No, I point that out because I also lived in Hawaii for 6 years and when they finally built their light rail system on Oahu, they built hundreds of parking spaces around the station. They provided no bicycle parking and no commercial storefront space. Convenience stores, super markets, doctor's offices, dental clinics, and maybe a small police outpost are all handy things to have next to the station. Last time I checked an online map, the parking spaces are hardly ever used. Who takes a car to a train station and leaves it so they can ride the train?
There are train stations where I would much prefer a huge car park, because they're on the "outer perimeter" of a city region where denser movement options become viable. But this sounds like a newly developed area designed under the sensible European 15-minute-city principles; where 3 parking spaces is the region taken up by a single small shop. So to me, all the complaints here sound very much like car-brain.
What kind of lunatic takes their car to the train station anyway ?
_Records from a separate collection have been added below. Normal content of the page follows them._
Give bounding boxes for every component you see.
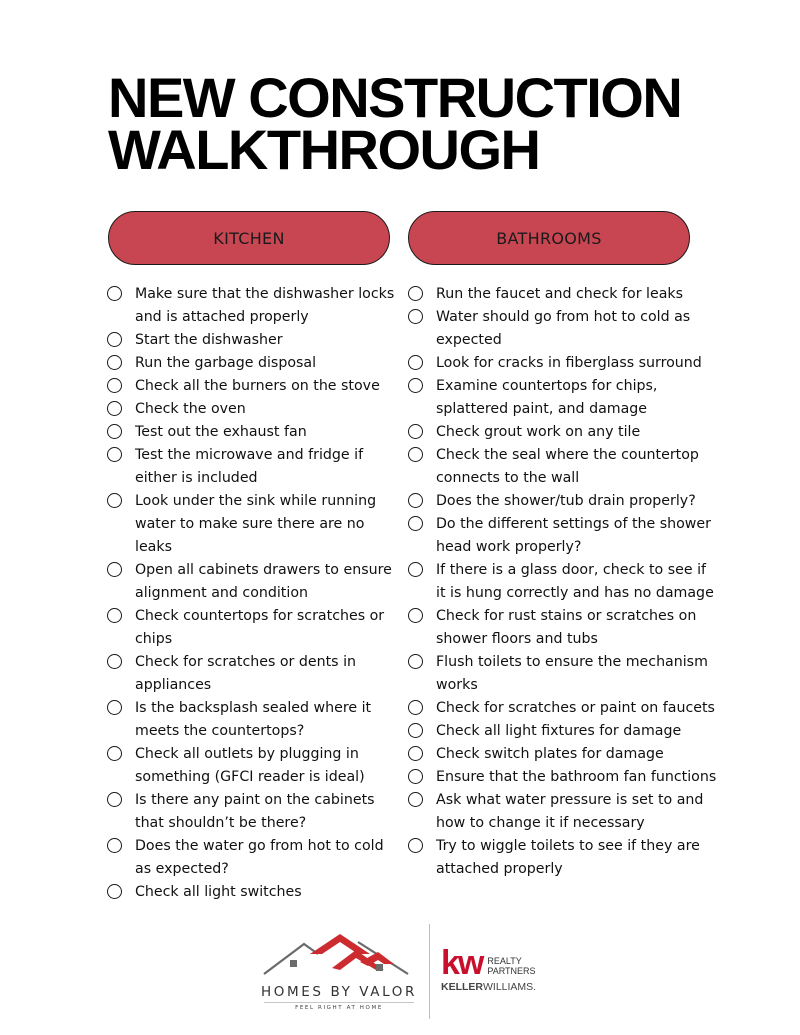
- checklist-item-text: Run the faucet and check for leaks: [436, 286, 684, 302]
- checklist-item-text: Check all outlets by plugging in something (GFCI reader is ideal): [135, 746, 365, 785]
- checklist-item: [408, 559, 718, 605]
- checklist-item-text: Is there any paint on the cabinets that shouldn’t be there?: [135, 792, 375, 831]
- checkbox-circle-icon[interactable]: [408, 608, 423, 623]
- checklist-item: [107, 375, 397, 398]
- checkbox-circle-icon[interactable]: [107, 286, 122, 301]
- checkbox-circle-icon[interactable]: [408, 309, 423, 324]
- checklist-item: [107, 835, 397, 881]
- checklist-item: [408, 375, 718, 421]
- checklist-item: [408, 421, 718, 444]
- checklist-item-text: Test the microwave and fridge if either is included: [135, 447, 364, 486]
- checklist-item-text: Check switch plates for damage: [436, 746, 664, 762]
- kitchen-checklist: [107, 283, 397, 904]
- checklist-item-text: Does the water go from hot to cold as expected?: [135, 838, 384, 877]
- checklist-item-text: Is the backsplash sealed where it meets the countertops?: [135, 700, 372, 739]
- checkbox-circle-icon[interactable]: [107, 700, 122, 715]
- checklist-item-text: Check the oven: [135, 401, 246, 417]
- checklist-item-text: Open all cabinets drawers to ensure alignment and condition: [135, 562, 392, 601]
- checkbox-circle-icon[interactable]: [408, 769, 423, 784]
- checkbox-circle-icon[interactable]: [408, 746, 423, 761]
- checkbox-circle-icon[interactable]: [107, 378, 122, 393]
- checkbox-circle-icon[interactable]: [408, 562, 423, 577]
- bathrooms-checklist: [408, 283, 718, 881]
- page-title: [108, 66, 682, 181]
- homes-by-valor-name: HOMES BY VALOR: [261, 984, 417, 1000]
- checklist-item: [107, 881, 397, 904]
- checklist-item: [107, 398, 397, 421]
- checklist-item: [107, 421, 397, 444]
- checklist-item: [408, 306, 718, 352]
- footer-divider: [429, 924, 430, 1019]
- checklist-item: [408, 743, 718, 766]
- checklist-item: [408, 352, 718, 375]
- checkbox-circle-icon[interactable]: [408, 516, 423, 531]
- checklist-item-text: Run the garbage disposal: [135, 355, 317, 371]
- checklist-item-text: Water should go from hot to cold as expected: [436, 309, 691, 348]
- checklist-item-text: If there is a glass door, check to see if it is hung correctly and has no damage: [436, 562, 714, 601]
- checklist-item-text: Check for rust stains or scratches on shower floors and tubs: [436, 608, 697, 647]
- kw-realty: REALTY: [487, 956, 522, 966]
- checklist-item: [408, 789, 718, 835]
- checklist-item: [107, 743, 397, 789]
- checklist-item-text: Ensure that the bathroom fan functions: [436, 769, 717, 785]
- checklist-item: [107, 444, 397, 490]
- homes-by-valor-divider: [264, 1002, 414, 1003]
- checkbox-circle-icon[interactable]: [408, 838, 423, 853]
- checklist-item: [408, 835, 718, 881]
- homes-by-valor-tagline: FEEL RIGHT AT HOME: [295, 1005, 383, 1011]
- checklist-item-text: Check all the burners on the stove: [135, 378, 380, 394]
- checklist-item: [107, 283, 397, 329]
- checklist-item: [107, 352, 397, 375]
- checkbox-circle-icon[interactable]: [408, 447, 423, 462]
- checklist-item-text: Check grout work on any tile: [436, 424, 641, 440]
- checkbox-circle-icon[interactable]: [107, 792, 122, 807]
- checklist-item-text: Examine countertops for chips, splattered paint, and damage: [436, 378, 658, 417]
- kw-partners: PARTNERS: [487, 966, 536, 976]
- checkbox-circle-icon[interactable]: [107, 332, 122, 347]
- checklist-item-text: Does the shower/tub drain properly?: [436, 493, 696, 509]
- checklist-item: [408, 490, 718, 513]
- checklist-item-text: Make sure that the dishwasher locks and is attached properly: [135, 286, 395, 325]
- house-roof-icon: [258, 930, 420, 982]
- checklist-item-text: Check for scratches or dents in appliances: [135, 654, 357, 693]
- checklist-item-text: Test out the exhaust fan: [135, 424, 307, 440]
- checkbox-circle-icon[interactable]: [107, 424, 122, 439]
- checkbox-circle-icon[interactable]: [408, 700, 423, 715]
- checklist-item-text: Flush toilets to ensure the mechanism works: [436, 654, 708, 693]
- checklist-item: [408, 513, 718, 559]
- checklist-item: [408, 283, 718, 306]
- checklist-item: [408, 720, 718, 743]
- checkbox-circle-icon[interactable]: [408, 355, 423, 370]
- checklist-item: [408, 444, 718, 490]
- checkbox-circle-icon[interactable]: [107, 608, 122, 623]
- title-line-1: NEW CONSTRUCTION: [108, 66, 682, 129]
- keller-williams-logo: [441, 944, 551, 993]
- checkbox-circle-icon[interactable]: [408, 493, 423, 508]
- checkbox-circle-icon[interactable]: [107, 355, 122, 370]
- checkbox-circle-icon[interactable]: [408, 792, 423, 807]
- checklist-item: [408, 766, 718, 789]
- homes-by-valor-logo: [258, 930, 420, 1011]
- checklist-item-text: Check all light switches: [135, 884, 302, 900]
- bathrooms-heading: BATHROOMS: [408, 211, 690, 265]
- kw-keller-williams: [441, 981, 551, 993]
- checklist-item-text: Look for cracks in fiberglass surround: [436, 355, 702, 371]
- checkbox-circle-icon[interactable]: [107, 447, 122, 462]
- checklist-item: [107, 697, 397, 743]
- checkbox-circle-icon[interactable]: [107, 654, 122, 669]
- kw-keller: KELLER: [441, 981, 483, 993]
- checklist-item-text: Check countertops for scratches or chips: [135, 608, 385, 647]
- checklist-item-text: Start the dishwasher: [135, 332, 283, 348]
- checklist-item-text: Do the different settings of the shower head work properly?: [436, 516, 711, 555]
- checklist-item: [107, 329, 397, 352]
- checklist-item: [408, 651, 718, 697]
- checklist-item: [107, 605, 397, 651]
- kitchen-heading: KITCHEN: [108, 211, 390, 265]
- checklist-item: [408, 605, 718, 651]
- kw-williams: WILLIAMS.: [483, 981, 537, 993]
- checklist-item-text: Ask what water pressure is set to and how to change it if necessary: [436, 792, 704, 831]
- checklist-item: [408, 697, 718, 720]
- checkbox-circle-icon[interactable]: [107, 401, 122, 416]
- checklist-item: [107, 651, 397, 697]
- checkbox-circle-icon[interactable]: [408, 424, 423, 439]
- checkbox-circle-icon[interactable]: [408, 286, 423, 301]
- checklist-item: [107, 490, 397, 559]
- kw-mark: kw: [441, 944, 483, 982]
- checkbox-circle-icon[interactable]: [408, 378, 423, 393]
- checkbox-circle-icon[interactable]: [107, 838, 122, 853]
- checklist-item-text: Try to wiggle toilets to see if they are attached properly: [436, 838, 700, 877]
- checklist-item-text: Check for scratches or paint on faucets: [436, 700, 715, 716]
- checklist-item-text: Check all light fixtures for damage: [436, 723, 682, 739]
- checklist-item-text: Look under the sink while running water to make sure there are no leaks: [135, 493, 377, 555]
- checkbox-circle-icon[interactable]: [107, 746, 122, 761]
- checkbox-circle-icon[interactable]: [107, 562, 122, 577]
- checklist-item-text: Check the seal where the countertop connects to the wall: [436, 447, 699, 486]
- checkbox-circle-icon[interactable]: [107, 884, 122, 899]
- title-line-2: WALKTHROUGH: [108, 118, 540, 181]
- checklist-item: [107, 559, 397, 605]
- checklist-item: [107, 789, 397, 835]
- checkbox-circle-icon[interactable]: [107, 493, 122, 508]
- kw-realty-partners: [487, 956, 535, 976]
- checkbox-circle-icon[interactable]: [408, 654, 423, 669]
- checkbox-circle-icon[interactable]: [408, 723, 423, 738]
Edit : ok, lunatic is a strong word (my intent was to use hyperbole for the laughs but, text and irony and all that...). Still, as someone who's lived in two different semi-rural towns with decent train and bus services (and tons of bike racks at the train stations, although most people would use shitty "burner" bikes because of thefts) for a long time, that was a bit surprising to me
That's why there are parking lots next to rural train stations, at least here in Germany.
But it doesn't make sense to put lots of parking spaces next to a train station right inside a city because there are so many better usages of that space in a city center.
Where I live, I could theoretically ride my bike to a bus stop to ride into downtown for work. However there is no bike path, or side walk and the speed limit is 55 with no shoulder. The road also gets a few hundred cars an hour. I've seen people ride bikes around my area, but never down my road, I'm very confident I'll die. So I drive 10 minutes to a bus to ride for 45 minutes instead of drive 35 minutes alone in my car.